Three things that took longer to land than they should have.
Size the lock TTL from the execution budget, not a round number. An earlier version of the recovery lock used a five-minute TTL because five minutes felt safe. It wasn't — a Node 4x execution that exhausts its retries (three A2A attempts at 150s each, plus backoff) can legitimately run past 495 seconds, and a five-minute lock would expire under a slow-but-healthy node, letting a second instance barge in. We re-derived the TTL from the worst-case single-node execution time and landed at 600 seconds with a 1.2× margin. The lesson is general: any TTL that gates failover has to be a function of the thing it's protecting, and it should be written down next to the derivation, because the inputs (timeouts, retry counts) drift over time and the TTL has to drift with them.
Don't trust DynamoDB TTL for anything time-sensitive. We initially leaned on TTL deletion to expire recovery locks, and discovered the hard way that TTL is best-effort and can lag by many minutes. A crashed recovery holding a lock would block the next instance for far longer than intended. The fix was to make expires_at a value we compare in the conditional write itself, and demote TTL to background cleanup only. If correctness depends on when something expires, expiry has to be in your control path, not in a background process you don't schedule.
Make resume idempotency a node-authoring requirement, not a recovery-layer afterthought. The instinct is to build resume as a clever recovery routine that figures out what to skip. That's backwards. The recovery routine should be dumb — read status, resume next node — and the cleverness should live in each node's own contract: "I detect my previously-completed work via this dedup key." We retrofitted idempotency into the auction agent after an audit found a duplicate-invitation path on cycle-back, and retrofitting it was much more painful than it would have been to require it up front. Every node that has a side effect needs a dedup key as part of its definition of done, the same way it needs a checkpoint.

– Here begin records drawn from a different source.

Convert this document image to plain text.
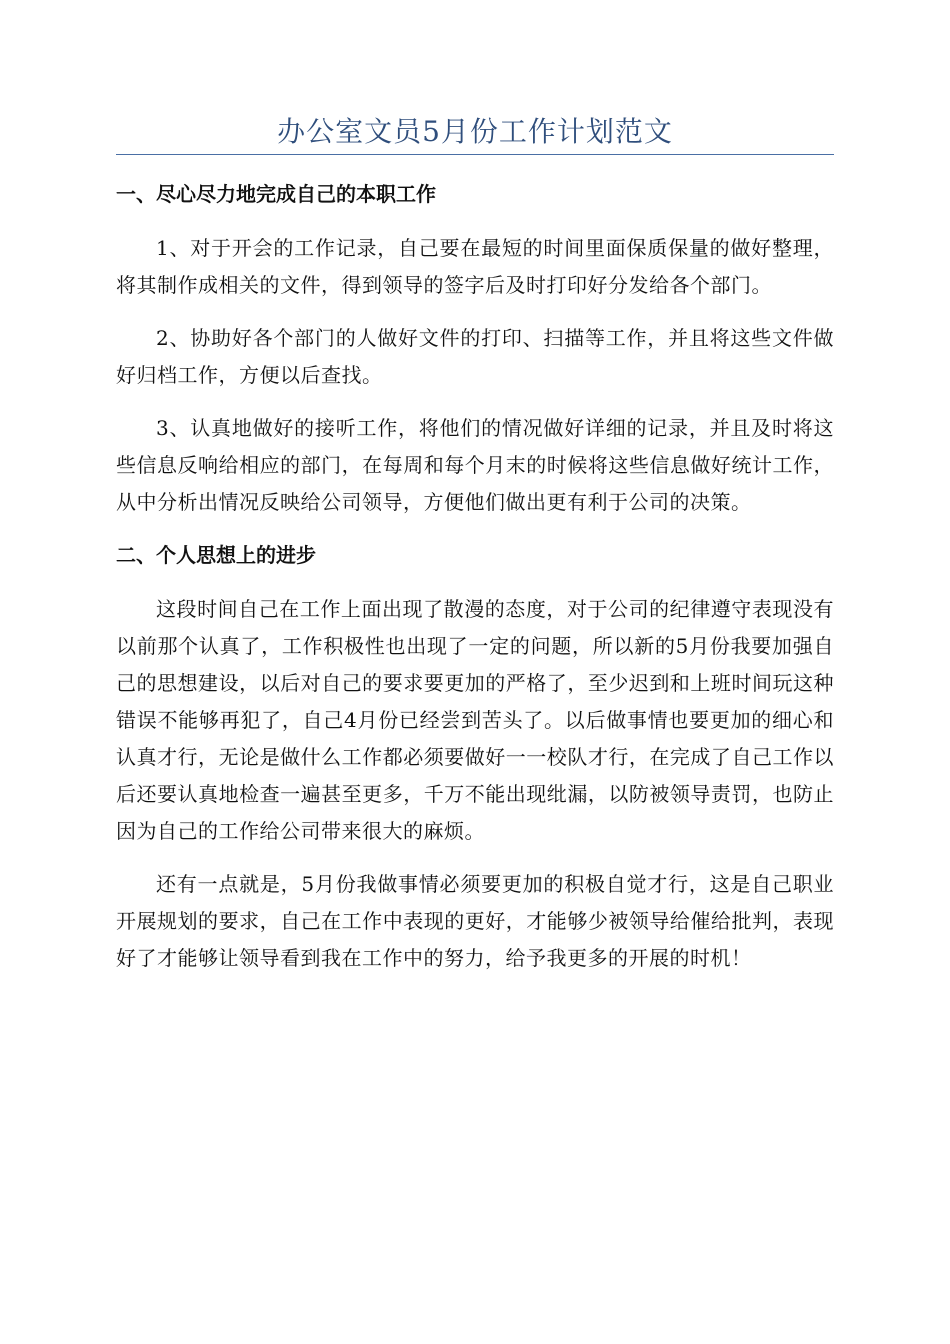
办公室文员5月份工作计划范文
一、尽心尽力地完成自己的本职工作

1、对于开会的工作记录，自己要在最短的时间里面保质保量的做好整理，将其制作成相关的文件，得到领导的签字后及时打印好分发给各个部门。

2、协助好各个部门的人做好文件的打印、扫描等工作，并且将这些文件做好归档工作，方便以后查找。

3、认真地做好的接听工作，将他们的情况做好详细的记录，并且及时将这些信息反响给相应的部门，在每周和每个月末的时候将这些信息做好统计工作，从中分析出情况反映给公司领导，方便他们做出更有利于公司的决策。

二、个人思想上的进步

这段时间自己在工作上面出现了散漫的态度，对于公司的纪律遵守表现没有以前那个认真了，工作积极性也出现了一定的问题，所以新的5月份我要加强自己的思想建设，以后对自己的要求要更加的严格了，至少迟到和上班时间玩这种错误不能够再犯了，自己4月份已经尝到苦头了。以后做事情也要更加的细心和认真才行，无论是做什么工作都必须要做好一一校队才行，在完成了自己工作以后还要认真地检查一遍甚至更多，千万不能出现纰漏，以防被领导责罚，也防止因为自己的工作给公司带来很大的麻烦。

还有一点就是，5月份我做事情必须要更加的积极自觉才行，这是自己职业开展规划的要求，自己在工作中表现的更好，才能够少被领导给催给批判，表现好了才能够让领导看到我在工作中的努力，给予我更多的开展的时机！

Durable execution in Buyer Team rests on four mechanisms that each close a gap the others leave open. The deterministic DAG makes "where was I?" a lookup instead of a replay. Per-node DynamoDB checkpoints (REQ-G002) cap the blast radius of any crash at one node's work. Per-node idempotency with dedup keys (REQ-G005, REQ-R200) makes resume safe even when the crashed node had already produced side effects. And the conditional-write recovery lock (REQ-R502) with an execution-budget-derived 600s TTL ensures exactly one instance owns a recovery, hitting the 30-second target without colliding.
Layered on top, the interrupt-resume pattern lets a deterministic workflow pause for up to 96 hours of human deliberation without holding a process open — the negotiation lives as a DynamoDB row and resumes on an inbound API call in under five seconds. And the 168-hour ceiling (REQ-R351) is a tripwire that escalates a stuck workflow to a human rather than auto-deciding, because a week-old negotiation carries enough ambiguity that the right move is attention, not automation.
The principle underneath all of it: a long-running negotiation is not a long-running process. Treat the workflow as a sequence of durable, idempotent, checkpointed steps over a store of record, and the days of idle time and the crashes that punctuate them stop being a reliability problem. The agents do the negotiating. The state machine just refuses to forget where it was.